Campbell v. State

157 P. 49 | Okla. Crim. App. | 1916

This appeal is from a judgment of the County Court of Okfuskee county rendered on the 19th day of April, 1915, upon a verdict convicting Herschel Campbell, the defendant of unlawfully transporting and conveying twenty-two quarts of gin and thirty quarts of whisky from a point on the west boundary of Okfuskee county near Paden to the bridge across Greenleaf creek about two miles southwest of the town of Okemah, and assessing his punishment at imprisonment in the county jail for sixty days and a fine of two hundred and fifty dollars.

The assignments of error question the sufficiency of the evidence to sustain the conviction, and it is contended that the verdict *350 of the jury is based solely upon the uncorroborated testimony of an accomplice.

The evidence for the state was substantially as follows:

Zeb Willis testified that he lived at Shawnee, and on the 15th day of March, 1915, he left there with Herschel Campbell the defendant in an automobile and drove to the Rock Island depot at Dale where they signed up for and received about seventeen gallons of gin and whisky which they placed in the automobile and started for Okemah, passing through the towns of Prague, Paden, Castle and Boley; that about three o'clock the next morning they stopped near the bridge across Greenleaf creek and there took the gin and whisky out of the car and hid it; then started on and ran into a mud hole and left the car there; and walked to Okemah.
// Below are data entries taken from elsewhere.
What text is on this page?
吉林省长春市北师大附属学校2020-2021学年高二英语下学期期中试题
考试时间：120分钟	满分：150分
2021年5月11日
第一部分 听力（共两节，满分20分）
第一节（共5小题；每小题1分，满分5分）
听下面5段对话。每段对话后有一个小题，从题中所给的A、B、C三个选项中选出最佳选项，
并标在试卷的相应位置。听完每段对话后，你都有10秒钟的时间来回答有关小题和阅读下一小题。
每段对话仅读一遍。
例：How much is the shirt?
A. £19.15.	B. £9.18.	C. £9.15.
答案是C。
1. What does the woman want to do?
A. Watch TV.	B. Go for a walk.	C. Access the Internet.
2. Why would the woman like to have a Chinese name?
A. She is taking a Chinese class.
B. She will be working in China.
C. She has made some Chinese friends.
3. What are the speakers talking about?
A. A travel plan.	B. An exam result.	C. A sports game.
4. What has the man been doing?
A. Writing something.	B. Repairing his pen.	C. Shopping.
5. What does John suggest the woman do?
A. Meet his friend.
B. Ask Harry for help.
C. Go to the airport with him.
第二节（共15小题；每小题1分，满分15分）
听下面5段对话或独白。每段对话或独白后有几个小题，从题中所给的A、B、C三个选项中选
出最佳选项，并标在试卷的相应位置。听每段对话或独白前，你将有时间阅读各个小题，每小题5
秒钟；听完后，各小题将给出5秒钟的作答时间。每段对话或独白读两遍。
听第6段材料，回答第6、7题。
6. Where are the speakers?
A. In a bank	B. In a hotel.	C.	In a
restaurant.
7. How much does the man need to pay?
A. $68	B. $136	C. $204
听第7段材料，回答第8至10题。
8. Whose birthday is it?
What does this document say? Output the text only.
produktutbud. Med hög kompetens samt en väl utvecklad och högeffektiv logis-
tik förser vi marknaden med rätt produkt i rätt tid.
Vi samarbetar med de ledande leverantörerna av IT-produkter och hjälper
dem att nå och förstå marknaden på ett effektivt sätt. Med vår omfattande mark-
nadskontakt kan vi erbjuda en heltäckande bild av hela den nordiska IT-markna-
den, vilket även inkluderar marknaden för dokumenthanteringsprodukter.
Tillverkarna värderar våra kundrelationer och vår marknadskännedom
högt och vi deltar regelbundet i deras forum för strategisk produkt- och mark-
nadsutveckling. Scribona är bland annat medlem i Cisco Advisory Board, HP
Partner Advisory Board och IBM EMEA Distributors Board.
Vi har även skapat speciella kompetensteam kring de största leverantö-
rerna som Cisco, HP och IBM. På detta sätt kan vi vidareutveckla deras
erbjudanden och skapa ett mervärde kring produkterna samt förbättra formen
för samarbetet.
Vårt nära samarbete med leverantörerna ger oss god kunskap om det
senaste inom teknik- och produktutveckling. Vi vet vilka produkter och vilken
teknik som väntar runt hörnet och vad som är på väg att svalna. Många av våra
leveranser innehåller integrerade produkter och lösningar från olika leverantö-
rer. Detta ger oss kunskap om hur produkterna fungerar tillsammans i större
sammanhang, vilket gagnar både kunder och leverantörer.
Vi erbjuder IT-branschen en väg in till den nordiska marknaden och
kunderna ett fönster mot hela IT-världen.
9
The automobile, a Ford delivery car belonged to the defendant Campbell.

Dee Hart, a negro, testified that he left Okemah Saturday night and went to Jim Gambell's and between three and four o'clock that Sunday morning as he was returning to Okemah he passed a car in which the defendant Campbell and Zeb Willis were riding and then they passed him in the car; that it was a moon light night, almost as bright as day and he could tell the car they were riding in from any other car, because it had an iron box behind the driver's seat; that he noticed there was some sacks in the back end of the car.

Sam Wilson, sheriff of Okfuskee county testified that he arrested Herschel Campbell and Zeb Willis about eight o'clock that Sunday morning and the defendant Campbell told him that his car was stuck in a mud hole near town; and Zeb Willis told him where to find the whisky and gin and he went about two miles west of Okemah and found five or six sacks containing about sixty or sixty-five quarts of whisky and gin. That he found the car in the road between Okemah and the place he found the whisky; that it was a Ford run-about with an iron box behind the driver's seat. *351

As a witness in his own behalf the defendant Campbell testified that he lived on a farm near Shawnee; that Zeb Willis hired and paid him fifteen dollars to take him from Shawnee to Okemah in his car; that they started from Shawnee and went direct to Prague, arriving there about sun down and there he had his car repaired and got some gasoline. From Prague they went on through Boley and Zeb Willis told him to stop at the bridge on Greenleaf creek that he had a fellow haul some whisky over there the night before; that when they arrived there Willis got out and went down the creek and came back with a quart of whisky. That before they reached Okemah the car "bogged;" that they tried to get it out and failed so they left the car there and walked to Okemah.

It will be observed that the witness Dee Hart identifies the defendant Campbell and Zeb Willis as the men he met in the road riding in a peculiar car which he describes, and he testifies that some sacks were piled up in the back end of the car. This in connection with the hour that they had calculated to arrive at Okemah tends to connect the defendant Campbell with the offense charged. When a conviction is sought on the testimony of an accomplice there must be corroborative evidence tending to connect the defendant with the commission of the offense charged, (section 5884 Rev. Laws) and when there is such corroborative evidence it is for the jury to determine the effect to which it is entitled. This court will not disturb the verdict of the jury and the judgment of conviction, unless it finds that there is not in the record any testimony other than that of the accomplice which tends to connect the defendant with the commission of the offense. This we cannot say upon the record before us. Upon a careful examination of the record we think there is ample and sufficient evidence to sustain the verdict of the jury. The judgment is therefore affirmed.